La energía de biomasa proviene de plantas, incluyendo cultivos como el maíz y la colza, así como de residuos y desechos de la agricultura y la silvicultura. A partir de este material orgánico se pueden producir biogás y aceites vegetales.
Entre 2004 y 2011 hubo un crecimiento considerable en el uso de biomasa para la generación de electricidad, en parte debido a una fuerte subvención que impulsó el arranque de energías sostenibles innovadoras. Para muchas de estas empresas locales de gas, las subvenciones estarán pronto a punto de terminar y existe una gran demanda de subvenciones de seguimiento.

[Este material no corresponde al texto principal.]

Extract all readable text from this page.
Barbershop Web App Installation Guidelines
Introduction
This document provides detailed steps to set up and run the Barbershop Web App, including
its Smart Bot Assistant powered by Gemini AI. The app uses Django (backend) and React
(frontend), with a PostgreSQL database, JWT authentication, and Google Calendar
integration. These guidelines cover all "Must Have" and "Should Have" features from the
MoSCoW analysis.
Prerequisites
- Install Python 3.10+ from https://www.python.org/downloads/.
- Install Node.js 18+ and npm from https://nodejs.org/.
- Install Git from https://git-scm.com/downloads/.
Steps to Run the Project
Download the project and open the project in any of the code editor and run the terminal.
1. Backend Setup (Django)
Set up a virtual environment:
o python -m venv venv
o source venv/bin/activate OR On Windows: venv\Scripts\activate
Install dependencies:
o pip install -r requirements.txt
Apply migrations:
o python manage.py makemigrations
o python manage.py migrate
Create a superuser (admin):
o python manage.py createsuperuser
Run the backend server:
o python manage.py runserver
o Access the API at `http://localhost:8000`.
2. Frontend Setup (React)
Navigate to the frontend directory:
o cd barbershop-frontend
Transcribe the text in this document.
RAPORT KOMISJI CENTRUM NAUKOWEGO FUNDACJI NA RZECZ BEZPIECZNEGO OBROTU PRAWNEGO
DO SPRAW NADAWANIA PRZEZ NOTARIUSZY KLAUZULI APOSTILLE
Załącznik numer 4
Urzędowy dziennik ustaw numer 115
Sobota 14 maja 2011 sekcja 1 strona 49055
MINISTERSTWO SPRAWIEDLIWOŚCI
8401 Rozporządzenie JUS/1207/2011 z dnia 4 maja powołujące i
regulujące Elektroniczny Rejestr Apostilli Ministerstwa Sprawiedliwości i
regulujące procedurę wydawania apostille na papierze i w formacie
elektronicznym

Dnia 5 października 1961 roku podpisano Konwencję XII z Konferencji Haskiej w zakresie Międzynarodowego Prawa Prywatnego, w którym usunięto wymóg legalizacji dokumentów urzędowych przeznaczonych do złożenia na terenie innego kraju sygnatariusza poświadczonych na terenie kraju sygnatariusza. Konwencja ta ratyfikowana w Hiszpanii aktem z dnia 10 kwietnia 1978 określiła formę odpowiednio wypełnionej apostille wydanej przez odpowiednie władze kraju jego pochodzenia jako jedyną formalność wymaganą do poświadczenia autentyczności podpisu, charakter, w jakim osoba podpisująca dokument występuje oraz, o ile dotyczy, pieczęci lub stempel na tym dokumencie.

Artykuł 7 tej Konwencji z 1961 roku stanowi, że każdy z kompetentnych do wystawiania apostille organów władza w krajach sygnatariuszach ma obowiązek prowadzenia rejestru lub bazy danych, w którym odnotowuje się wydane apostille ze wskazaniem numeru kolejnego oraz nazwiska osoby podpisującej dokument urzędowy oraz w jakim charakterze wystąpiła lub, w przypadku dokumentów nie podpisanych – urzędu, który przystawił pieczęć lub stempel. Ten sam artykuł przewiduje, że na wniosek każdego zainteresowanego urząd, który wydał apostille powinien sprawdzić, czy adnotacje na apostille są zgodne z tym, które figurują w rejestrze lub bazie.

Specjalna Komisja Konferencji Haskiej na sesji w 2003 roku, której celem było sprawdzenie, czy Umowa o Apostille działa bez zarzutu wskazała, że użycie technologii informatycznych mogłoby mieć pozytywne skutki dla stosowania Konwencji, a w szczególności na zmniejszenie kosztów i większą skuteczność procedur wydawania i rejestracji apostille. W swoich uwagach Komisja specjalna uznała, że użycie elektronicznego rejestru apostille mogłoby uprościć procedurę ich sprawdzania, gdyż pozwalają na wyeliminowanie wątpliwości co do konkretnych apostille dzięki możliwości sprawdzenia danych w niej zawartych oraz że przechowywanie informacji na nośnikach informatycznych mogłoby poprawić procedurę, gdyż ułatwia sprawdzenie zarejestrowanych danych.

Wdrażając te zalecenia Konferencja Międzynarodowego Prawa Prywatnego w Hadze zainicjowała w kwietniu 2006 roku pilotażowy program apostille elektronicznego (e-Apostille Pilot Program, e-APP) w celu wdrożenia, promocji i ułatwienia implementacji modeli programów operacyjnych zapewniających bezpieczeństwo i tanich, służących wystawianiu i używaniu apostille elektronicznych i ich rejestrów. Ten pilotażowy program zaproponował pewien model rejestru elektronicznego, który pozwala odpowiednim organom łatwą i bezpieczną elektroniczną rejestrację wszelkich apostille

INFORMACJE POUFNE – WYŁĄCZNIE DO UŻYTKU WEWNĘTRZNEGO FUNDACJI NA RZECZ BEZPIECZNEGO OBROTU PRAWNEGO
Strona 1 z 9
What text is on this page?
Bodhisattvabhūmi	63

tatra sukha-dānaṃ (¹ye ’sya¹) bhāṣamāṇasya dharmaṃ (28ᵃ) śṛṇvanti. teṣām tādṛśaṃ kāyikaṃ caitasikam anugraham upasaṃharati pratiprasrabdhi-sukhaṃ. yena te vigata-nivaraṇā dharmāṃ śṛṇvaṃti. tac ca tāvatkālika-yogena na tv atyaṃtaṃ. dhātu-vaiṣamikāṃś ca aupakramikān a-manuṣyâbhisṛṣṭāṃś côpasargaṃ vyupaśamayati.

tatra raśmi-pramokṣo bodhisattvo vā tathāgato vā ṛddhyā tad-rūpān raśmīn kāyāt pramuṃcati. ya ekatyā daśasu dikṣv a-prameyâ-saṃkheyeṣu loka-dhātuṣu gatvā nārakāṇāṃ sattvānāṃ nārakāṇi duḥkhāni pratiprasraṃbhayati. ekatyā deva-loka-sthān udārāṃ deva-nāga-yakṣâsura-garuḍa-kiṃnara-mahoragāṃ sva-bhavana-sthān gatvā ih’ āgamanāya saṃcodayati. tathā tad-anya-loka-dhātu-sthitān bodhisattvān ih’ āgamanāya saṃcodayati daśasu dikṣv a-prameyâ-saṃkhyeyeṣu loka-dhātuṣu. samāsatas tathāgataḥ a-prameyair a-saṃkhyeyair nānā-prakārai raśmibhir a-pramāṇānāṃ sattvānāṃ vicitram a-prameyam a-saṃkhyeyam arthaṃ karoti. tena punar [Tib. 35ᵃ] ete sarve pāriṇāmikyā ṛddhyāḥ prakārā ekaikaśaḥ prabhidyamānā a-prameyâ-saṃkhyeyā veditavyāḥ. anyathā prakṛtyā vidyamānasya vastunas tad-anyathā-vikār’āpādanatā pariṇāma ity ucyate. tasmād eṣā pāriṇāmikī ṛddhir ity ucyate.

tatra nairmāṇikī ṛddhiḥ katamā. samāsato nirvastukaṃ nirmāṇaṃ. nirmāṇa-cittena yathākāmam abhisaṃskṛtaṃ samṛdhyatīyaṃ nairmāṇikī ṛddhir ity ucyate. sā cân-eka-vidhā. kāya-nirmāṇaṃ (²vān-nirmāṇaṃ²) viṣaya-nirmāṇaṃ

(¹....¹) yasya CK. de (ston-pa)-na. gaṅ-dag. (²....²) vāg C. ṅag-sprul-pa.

Una gran empresa alemana de biogás se encuentra actualmente al borde de la quiebra debido a ventas decepcionantes. En los últimos años esta compañía ha tenido dificultades para vender su energía a precios competitivos, en parte debido a la reciente caída en la demanda de biocombustibles.
Dicha caída fue causada principalmente por un fraude con biodiésel barato proveniente de China. Estas empresas chinas inundaron el mercado europeo con biodiésel barato, lo que presionó los precios en la Unión Europea y debilitó gravemente la competitividad de otros productores. Esto está siendo detenido ahora.
Los problemas en el sector energético alemán se complican aún más por recientes hallazgos de un fraude a gran escala en subvenciones, con certificados falsificados para instalaciones de biogás. Este escándalo ha generado indignación en la industria y plantea dudas sobre la efectividad del mecanismo actual de supervisión.
Una reciente encuesta entre agricultores alemanes mostró que el interés por la producción de biogás está disminuyendo debido a la incertidumbre sobre la posible prórroga del programa europeo de subvenciones. En Dinamarca, la producción de biogás parece seguir siendo rentable: en el municipio rural de Tondern se están construyendo dos nuevas centrales. Austria también parece optar por avanzar en lugar de frenar en seco.
Aunque el ministro Habeck (Los Verdes) es claro en su apoyo al biogás y otras formas de bioenergía, negó rumores de que el gobierno alemán planea subvencionar nuevamente la producción eléctrica con centrales de biomasa (a base de madera). Las organizaciones ambientales consideran que plantar árboles para luego cortarlos y usarlos como combustible para centrales eléctricas no es sostenible.
Otros, como el excomisario europeo Frans Timmermans, opinan que quemar madera (= pellets) para generación eléctrica sigue siendo más amigable con el clima que quemar recursos fósiles como gas o carbón. Esta también es la posición de la UE. En los Países Bajos, la política actualmente es no conceder nuevas subvenciones para biomasa, pero mantener las ya concedidas para los próximos 10 a 15 años.